Problem of the Week Problem E and Solution Across the Prism

Problem

A trapezoidal prism is a prism in which opposite parallel ends are congruent trapezoids.

For the trapezoidal prism shown, the opposite parallel sides of each trapezoid are $$36$$ cm and $$16$$ cm in length. The non-parallel sides of each trapezoid are $$16$$ cm and $$12$$ cm in length. The prism is $$40$$ cm long. The volume of the prism is $$9984$$ cm$$^3$$.

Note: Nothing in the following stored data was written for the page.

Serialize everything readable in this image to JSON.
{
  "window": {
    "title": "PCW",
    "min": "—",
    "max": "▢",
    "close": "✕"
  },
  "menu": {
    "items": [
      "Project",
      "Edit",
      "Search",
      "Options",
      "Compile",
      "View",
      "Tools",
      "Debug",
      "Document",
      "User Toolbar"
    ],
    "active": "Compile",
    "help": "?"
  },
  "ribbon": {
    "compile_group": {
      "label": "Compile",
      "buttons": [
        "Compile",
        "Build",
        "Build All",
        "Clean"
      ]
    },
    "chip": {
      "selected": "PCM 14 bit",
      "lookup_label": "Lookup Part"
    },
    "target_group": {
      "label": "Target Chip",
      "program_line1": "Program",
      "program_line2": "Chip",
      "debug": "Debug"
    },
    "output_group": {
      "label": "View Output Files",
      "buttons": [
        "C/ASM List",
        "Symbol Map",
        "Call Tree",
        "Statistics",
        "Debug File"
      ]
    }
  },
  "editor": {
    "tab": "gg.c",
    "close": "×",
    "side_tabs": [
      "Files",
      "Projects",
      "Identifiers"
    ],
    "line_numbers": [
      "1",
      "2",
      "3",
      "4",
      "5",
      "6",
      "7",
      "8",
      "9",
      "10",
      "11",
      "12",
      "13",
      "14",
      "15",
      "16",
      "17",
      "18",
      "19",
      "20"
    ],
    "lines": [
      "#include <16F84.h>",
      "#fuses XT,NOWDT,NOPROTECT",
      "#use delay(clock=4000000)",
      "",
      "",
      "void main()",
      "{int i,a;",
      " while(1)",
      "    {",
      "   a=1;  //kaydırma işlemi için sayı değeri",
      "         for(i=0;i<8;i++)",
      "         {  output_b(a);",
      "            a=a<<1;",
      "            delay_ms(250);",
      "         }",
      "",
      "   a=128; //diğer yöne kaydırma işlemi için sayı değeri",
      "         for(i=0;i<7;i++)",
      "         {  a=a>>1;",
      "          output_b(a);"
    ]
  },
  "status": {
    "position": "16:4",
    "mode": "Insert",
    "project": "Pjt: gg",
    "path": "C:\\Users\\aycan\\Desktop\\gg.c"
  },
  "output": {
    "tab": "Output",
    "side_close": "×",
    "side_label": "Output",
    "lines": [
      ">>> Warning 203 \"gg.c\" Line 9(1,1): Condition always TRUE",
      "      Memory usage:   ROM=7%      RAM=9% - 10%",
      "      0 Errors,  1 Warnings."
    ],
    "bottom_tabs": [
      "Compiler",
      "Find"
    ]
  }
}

A body diagonal of a prism is a line connecting two vertices that are not on the same face. Find the length of the body diagonal $$AB$$ (indicated in the diagram), accurate to $$1$$ decimal place.

Solution

Let $$h$$ represent the height of the trapezoid. We will determine the height using two different methods.

Method 1: Finding the Height Using the Given Volume

To find the volume, $$V$$, of a prism, we multiply the area of one of the congruent bases by the perpendicular distance, $$d$$, between the two bases. Since the bases are trapezoids, we can calculate the area of the base using the formula $$A=\frac{h(a+b)}{2}$$, where $$h$$ is the perpendicular distance between the two parallel sides $$a$$ and $$b$$. We know $$V=9984\text{ cm}^3$$, $$d=40\text{ cm}$$, $$a=16\text{ cm}$$, and $$b=36\text{ cm}$$.

We can find $$h$$. \begin{align} V&=\frac{h(a+b)}{2}\times d\\ 9984&=\frac{h(16+36)}{2}\times 40\\ 9984&=26h\times 40\\ 9984&=1040h\\ h&=9.6\text{ cm} \end{align}

Method 2: Finding the Height Without Using the Given Volume

We start by breaking the trapezoids into two right-angled triangles and a rectangle. This can be done by drawing a line from each of the two vertices on the shorter parallel side to meet the longer parallel side at a right angle. The longer parallel side of the trapezoid breaks into pieces with lengths $$a$$ cm, 16 cm, and $$36-16-a=20-a$$ cm. This is shown in the diagram.

Using the Pythagorean Theorem, we can find two different expressions for $$h$$: $$h=\sqrt{16^2-(20-a)^2}$$ and $$h=\sqrt{12^2-a^2}$$.

Since $$h=h$$, $$\sqrt{16^2-(20-a)^2}=\sqrt{12^2-a^2}$$.
Squaring both sides and expanding, we get $$256-400+40a-a^2=144-a^2$$.
Simplifying further, we get $$40a=288$$, and so $$a=7.2$$ cm.

Substituting $$a=7.2$$ into $$h=\sqrt{144-a^2}$$, we find that $$h=\sqrt{144-7.2^2}=9.6$$ cm.

With both methods, we find that $$h=9.6$$ cm. We now want to find the length of $$AB$$. Let $$DE$$ represent the length of the longer parallel side of the back trapezoid, with $$C$$ on $$DE$$ such that $$DC\perp BC$$. It follows that $$BC=h=9.6$$ cm.

From Method $$2$$, we know that $$CE=a=7.2$$ cm. Then $$DC=DE-CE=36-7.2=28.8$$ cm.

The sides of the prism are perpendicular to the ends, so $$AD\perp DC$$ and $$\triangle CDA$$ is a right-angled triangle. Using the Pythagorean Theorem in $$\triangle CDA$$, \begin{align} AC^2&=DC^2+AD^2\\ &=28.8^2+40^2\\ &=2429.44 \end{align}

To find the required length, $$AB$$, we note that $$AC$$ is a line segment drawn across the top of the prism. $$BC$$ is a line segment perpendicular to the top and bottom of the prism. It follows that $$\angle ACB=90^\circ$$ and $$\triangle ACB$$ is a right-angled triangle. We will use the Pythagorean Theorem in $$\triangle ACB$$ to find the length $$AB$$. \begin{align} AB^2&=AC^2+BC^2\\ &=2429.44+9.6^2\\ &=2521.6 \end{align} Since $$AB > 0$$, then we have $$AB = \sqrt{2521.6}\approx 50.2$$ cm.

Therefore, length of the body diagonal, $$AB$$, is approximately $$50.2$$ cm.